Lena Dunham spricht nicht - wie oft behauptet - für eine Generation, sondern nur für sich selbst. Sie schreibt von der Leere, die sie fühlt, und von ihrem egozentrischen Verhalten. Dabei bedient sie sich des groben, direkten Erzählstils, den man immer da vorfindet, wo das entsprechende Buch die richtige Mischung aus unästhetischem Sex und einer halbwegs jungen Autorin mitbringt. Keine Frage, das liest sich - mit Längen - unterhaltsam. Doch es wird in keinem Fall dem gerecht, was Dunham bislang ihrem Publikum servierte.

Wie die Roman-Dunham so ihre Geschlechtspartner wechselt, mit nahezu allen vornehmlich Unangenehmes erlebt - gerne, weil wieder zu viel Alkohol im Spiel gewesen ist -, da wird sie von Seite zu Seite immer die Frau, der die echte Dunham doch eigentlich helfen will.
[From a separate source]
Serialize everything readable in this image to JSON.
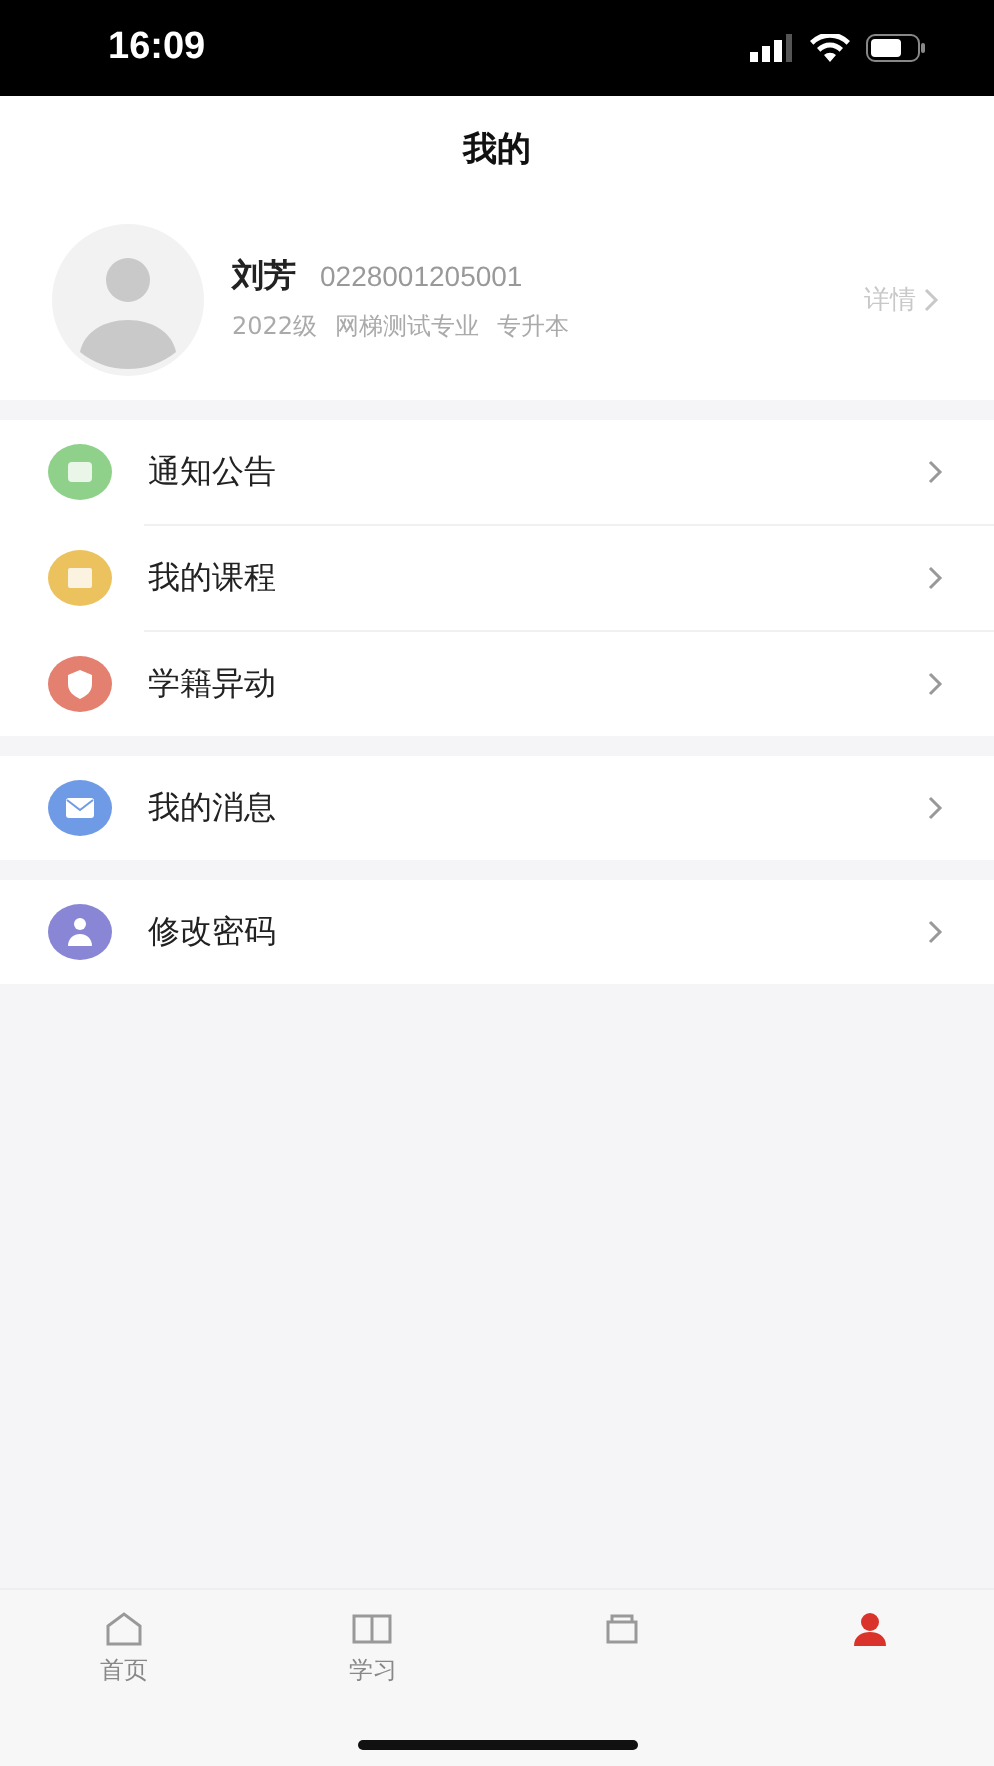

Mit "Girls" im Hinterkopf: Dunham spielt besser, als sie schreibt. Auf Papier fehlt ihr das, wofür sie sonst steht und womit sie Millionen inspiriert: ihre politische Mission.

Die Enttäuschung über Dunhams Buch ist die Enttäuschung darüber, einer Kunstfigur ins Netz gegangen zu sein. "Not That Kind of Girl" ist das Geplapper eines unsicheren Mädchens - in ausgesprochen Bunt und Bissig. Dieses Mädchen hat Angst vor der Zukunft und ist weit davon entfernt, sich für Dritte einzusetzen. In Dunhams Buch geht es nur um sie selbst. Vielleicht ist das auch ok.